One Response to “Challenges facing Zynga”

  1. Good read, but I feel like there are two problems with his thinking:

    – He emphasizes boredom and the end of Atari, but more than 15 years after she first played it, my wife can still spend time – lots of time – on Tetris. I don’t believe Tetris is a magic game concept, either; there are lots of other standard stock casual games that seem to have the same kind of resonance.

    – Even more, he emphasizes lack of quality. I’m not entirely sure what he means; complexity of gameplay != quality. Having heard a couple of Zynga peole talk at conferences, I expect their intense focus on metrics gives them a path to iterate towards depth and quality, and with the breadth of their portfolio they’re trying to figure out how to do that in one place and replicate the expertise across the company. (And they’re probably hampered a bit by their explosive hiring, but they’re also aware of that.)

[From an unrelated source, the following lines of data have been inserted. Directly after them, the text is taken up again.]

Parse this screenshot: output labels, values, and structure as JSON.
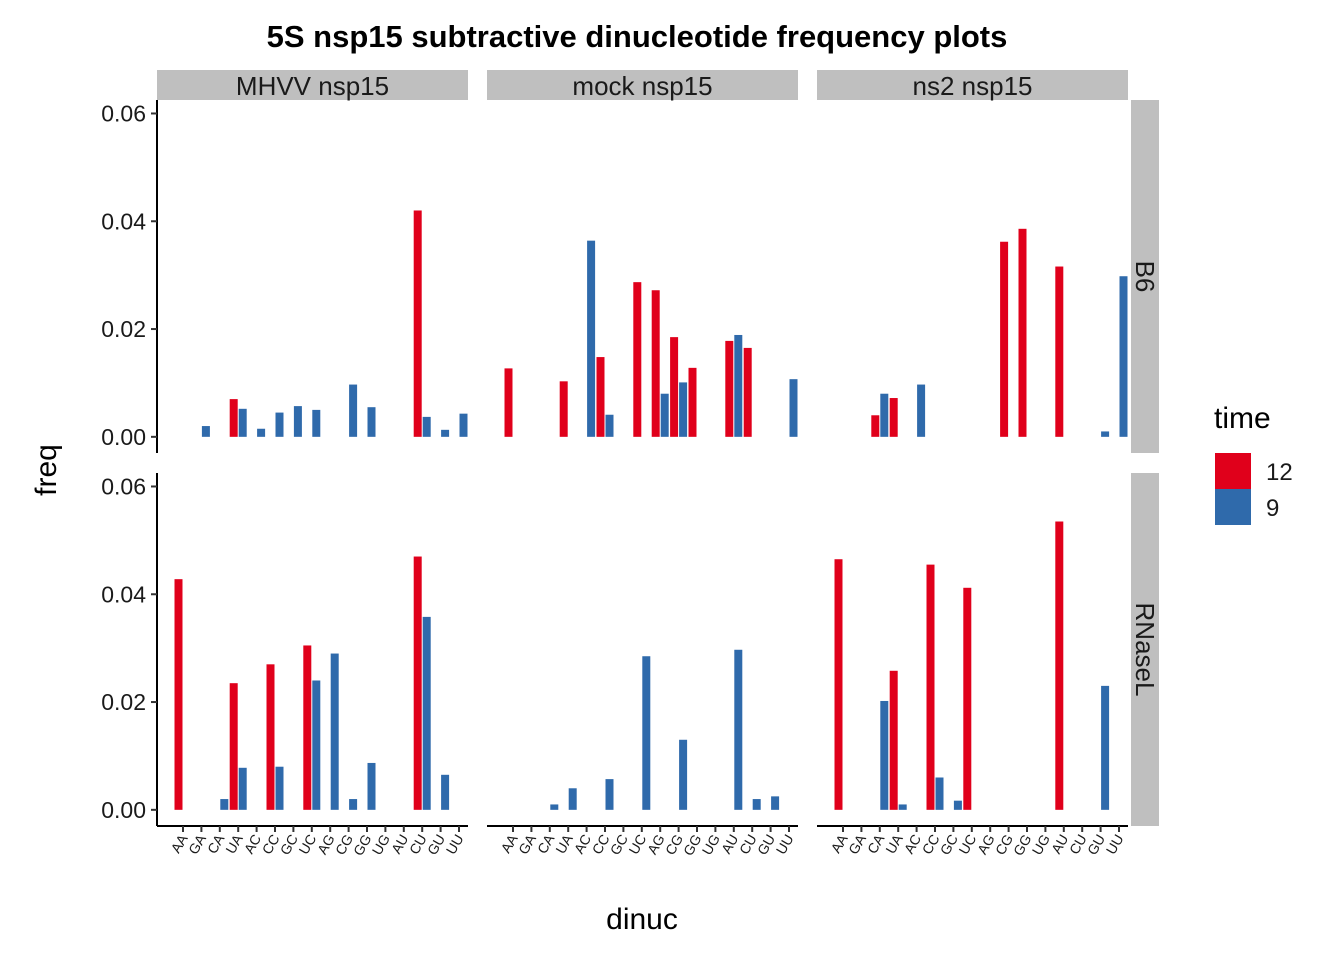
{
  "chart_data": {
    "type": "bar",
    "title": "5S nsp15 subtractive dinucleotide frequency plots",
    "xlabel": "dinuc",
    "ylabel": "freq",
    "ylim": [
      -0.003,
      0.0625
    ],
    "y_ticks": [
      0.0,
      0.02,
      0.04,
      0.06
    ],
    "y_tick_labels": [
      "0.00",
      "0.02",
      "0.04",
      "0.06"
    ],
    "categories": [
      "AA",
      "GA",
      "CA",
      "UA",
      "AC",
      "CC",
      "GC",
      "UC",
      "AG",
      "CG",
      "GG",
      "UG",
      "AU",
      "CU",
      "GU",
      "UU"
    ],
    "col_facets": [
      "MHVV_nsp15",
      "mock_nsp15",
      "ns2_nsp15"
    ],
    "row_facets": [
      "B6",
      "RNaseL"
    ],
    "legend": {
      "title": "time",
      "entries": [
        {
          "name": "12",
          "color": "#e0001b"
        },
        {
          "name": "9",
          "color": "#2f6aab"
        }
      ]
    },
    "panels": [
      {
        "col": "MHVV_nsp15",
        "row": "B6",
        "series": [
          {
            "name": "12",
            "values": [
              0,
              0,
              0,
              0.007,
              0,
              0,
              0,
              0,
              0,
              0,
              0,
              0,
              0,
              0.042,
              0,
              0
            ]
          },
          {
            "name": "9",
            "values": [
              0,
              0.002,
              0,
              0.0052,
              0.0015,
              0.0045,
              0.0057,
              0.005,
              0,
              0.0097,
              0.0055,
              0,
              0,
              0.0037,
              0.0013,
              0.0043
            ]
          }
        ]
      },
      {
        "col": "mock_nsp15",
        "row": "B6",
        "series": [
          {
            "name": "12",
            "values": [
              0.0127,
              0,
              0,
              0.0103,
              0,
              0.0148,
              0,
              0.0287,
              0.0272,
              0.0185,
              0.0128,
              0,
              0.0178,
              0.0165,
              0,
              0
            ]
          },
          {
            "name": "9",
            "values": [
              0,
              0,
              0,
              0,
              0.0364,
              0.0041,
              0,
              0,
              0.008,
              0.0101,
              0,
              0,
              0.0189,
              0,
              0,
              0.0107
            ]
          }
        ]
      },
      {
        "col": "ns2_nsp15",
        "row": "B6",
        "series": [
          {
            "name": "12",
            "values": [
              0,
              0,
              0.004,
              0.0072,
              0,
              0,
              0,
              0,
              0,
              0.0362,
              0.0386,
              0,
              0.0316,
              0,
              0,
              0
            ]
          },
          {
            "name": "9",
            "values": [
              0,
              0,
              0.008,
              0,
              0.0097,
              0,
              0,
              0,
              0,
              0,
              0,
              0,
              0,
              0,
              0.001,
              0.0298
            ]
          }
        ]
      },
      {
        "col": "MHVV_nsp15",
        "row": "RNaseL",
        "series": [
          {
            "name": "12",
            "values": [
              0.0428,
              0,
              0,
              0.0235,
              0,
              0.027,
              0,
              0.0305,
              0,
              0,
              0,
              0,
              0,
              0.047,
              0,
              0
            ]
          },
          {
            "name": "9",
            "values": [
              0,
              0,
              0.002,
              0.0078,
              0,
              0.008,
              0,
              0.024,
              0.029,
              0.002,
              0.0087,
              0,
              0,
              0.0358,
              0.0065,
              0
            ]
          }
        ]
      },
      {
        "col": "mock_nsp15",
        "row": "RNaseL",
        "series": [
          {
            "name": "12",
            "values": [
              0,
              0,
              0,
              0,
              0,
              0,
              0,
              0,
              0,
              0,
              0,
              0,
              0,
              0,
              0,
              0
            ]
          },
          {
            "name": "9",
            "values": [
              0,
              0,
              0.001,
              0.004,
              0,
              0.0057,
              0,
              0.0285,
              0,
              0.013,
              0,
              0,
              0.0297,
              0.002,
              0.0025,
              0
            ]
          }
        ]
      },
      {
        "col": "ns2_nsp15",
        "row": "RNaseL",
        "series": [
          {
            "name": "12",
            "values": [
              0.0465,
              0,
              0,
              0.0258,
              0,
              0.0455,
              0,
              0.0412,
              0,
              0,
              0,
              0,
              0.0535,
              0,
              0,
              0
            ]
          },
          {
            "name": "9",
            "values": [
              0,
              0,
              0.0202,
              0.001,
              0,
              0.006,
              0.0017,
              0,
              0,
              0,
              0,
              0,
              0,
              0,
              0.023,
              0
            ]
          }
        ]
      }
    ]
  }
}
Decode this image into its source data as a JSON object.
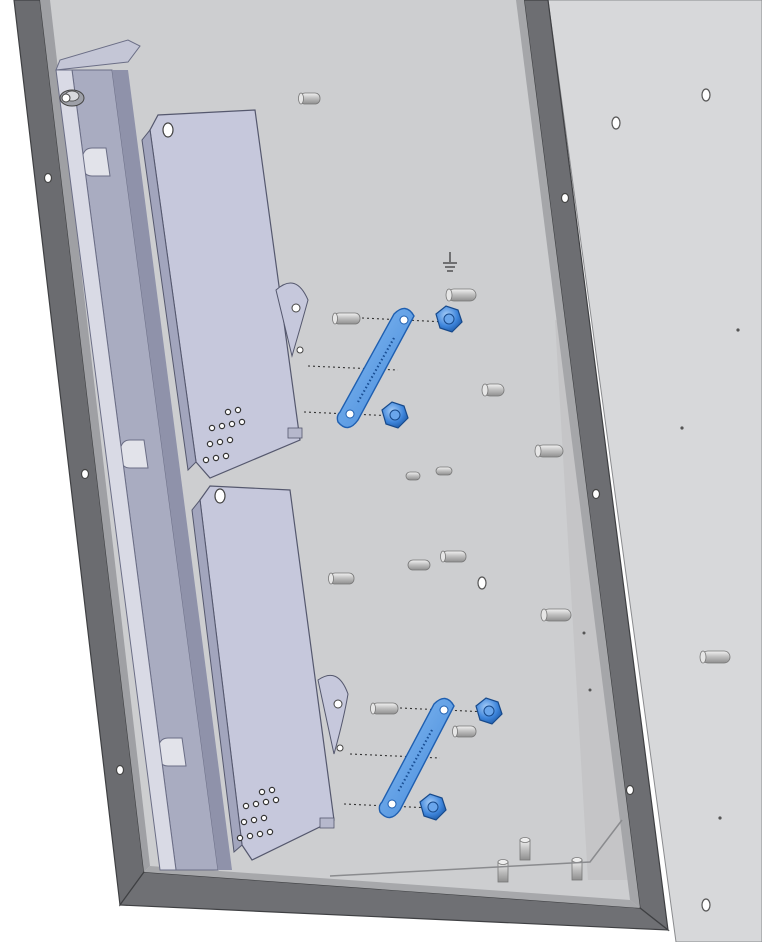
{
  "figure": {
    "kind": "cad-exploded-assembly",
    "colors": {
      "background": "#ffffff",
      "panel": "#cfd0d2",
      "panel_right": "#d8d9db",
      "frame": "#6e6f72",
      "frame_dark": "#4a4b4e",
      "frame_light": "#a9aaad",
      "bracket": "#c7c9dc",
      "bracket_dark": "#9c9fb6",
      "rail": "#a7aac0",
      "highlight": "#5a9be8",
      "highlight_dark": "#2d6fc4",
      "leader": "#333333",
      "stud": "#bfbfbf"
    },
    "highlighted_parts": [
      "strap-upper",
      "strap-lower",
      "nut-upper-1",
      "nut-upper-2",
      "nut-lower-1",
      "nut-lower-2"
    ],
    "icons": [
      "ground-symbol-icon"
    ]
  }
}
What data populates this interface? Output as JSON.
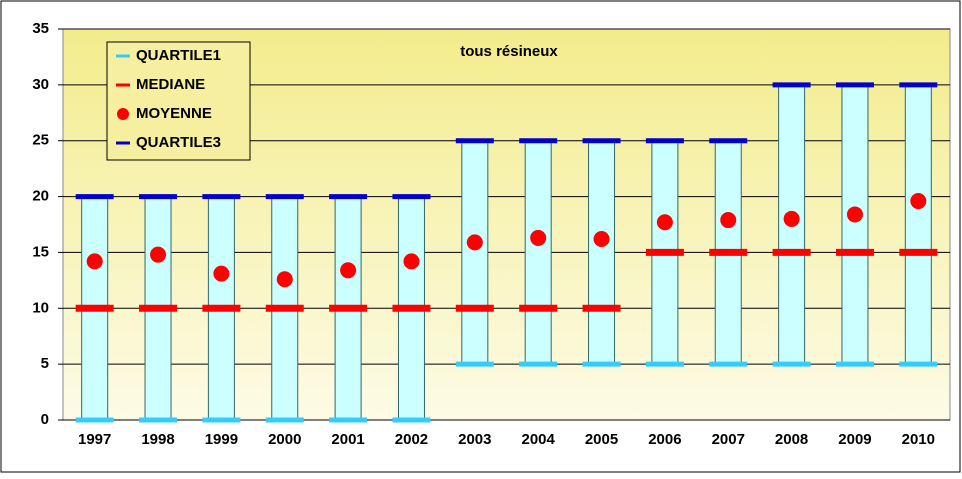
{
  "chart_data": {
    "type": "box",
    "title": "tous résineux",
    "categories": [
      "1997",
      "1998",
      "1999",
      "2000",
      "2001",
      "2002",
      "2003",
      "2004",
      "2005",
      "2006",
      "2007",
      "2008",
      "2009",
      "2010"
    ],
    "series": [
      {
        "name": "QUARTILE1",
        "color": "#33ccff",
        "values": [
          0,
          0,
          0,
          0,
          0,
          0,
          5,
          5,
          5,
          5,
          5,
          5,
          5,
          5
        ]
      },
      {
        "name": "MEDIANE",
        "color": "#ff0000",
        "values": [
          10,
          10,
          10,
          10,
          10,
          10,
          10,
          10,
          10,
          15,
          15,
          15,
          15,
          15
        ]
      },
      {
        "name": "MOYENNE",
        "color": "#ff0000",
        "values": [
          14.2,
          14.8,
          13.1,
          12.6,
          13.4,
          14.2,
          15.9,
          16.3,
          16.2,
          17.7,
          17.9,
          18.0,
          18.4,
          19.6
        ]
      },
      {
        "name": "QUARTILE3",
        "color": "#0000cc",
        "values": [
          20,
          20,
          20,
          20,
          20,
          20,
          25,
          25,
          25,
          25,
          25,
          30,
          30,
          30
        ]
      }
    ],
    "ylim": [
      0,
      35
    ],
    "yticks": [
      0,
      5,
      10,
      15,
      20,
      25,
      30,
      35
    ],
    "grid": true
  }
}
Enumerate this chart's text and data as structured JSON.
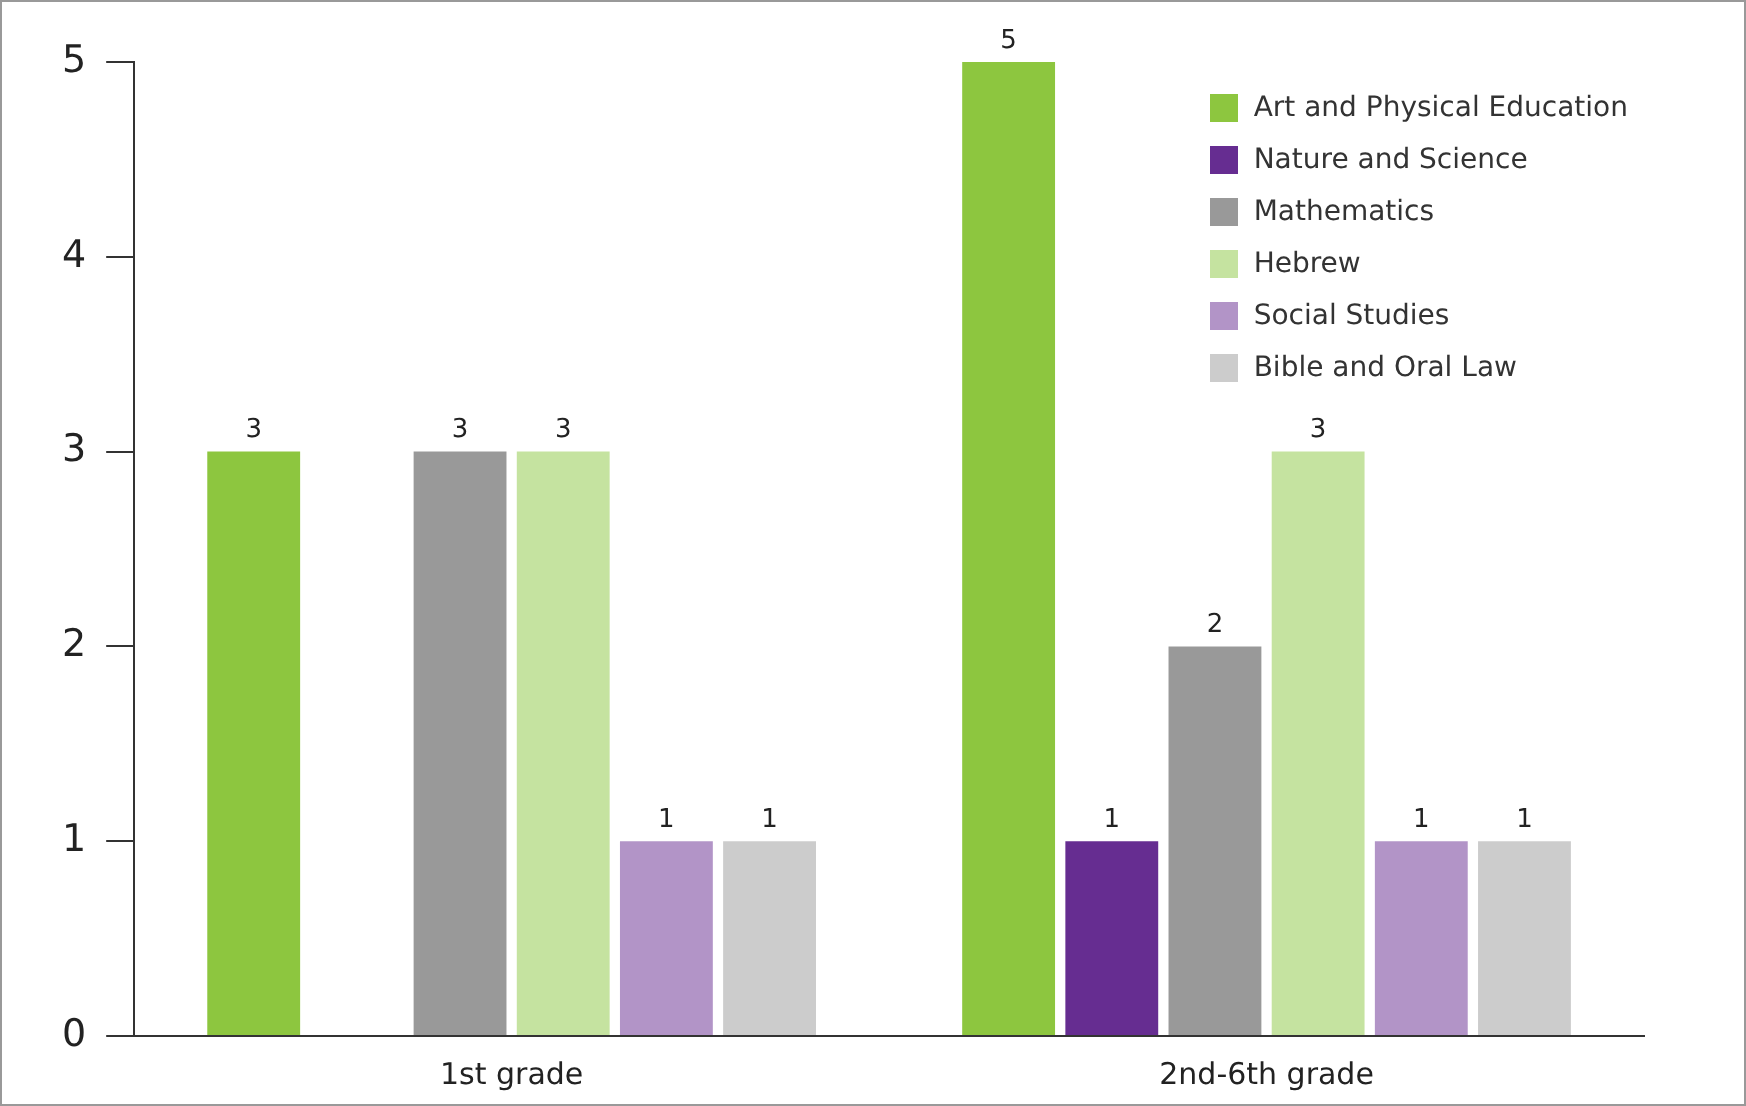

    I could easily see these companies growing more towards something like an adult version of Webkinz in how they tie together their stable of games and come up with another layer of out-of-game rewards for in-game griding; Metaplace would have been an interesting host for that, but it’s closing.

    Finally, I think he takes a very hardcore gamer’s view of what’s sexy and asserts that it appeals to everyboy. This doesn’t hold true with real sex appeal; why would it hold true in metaphor?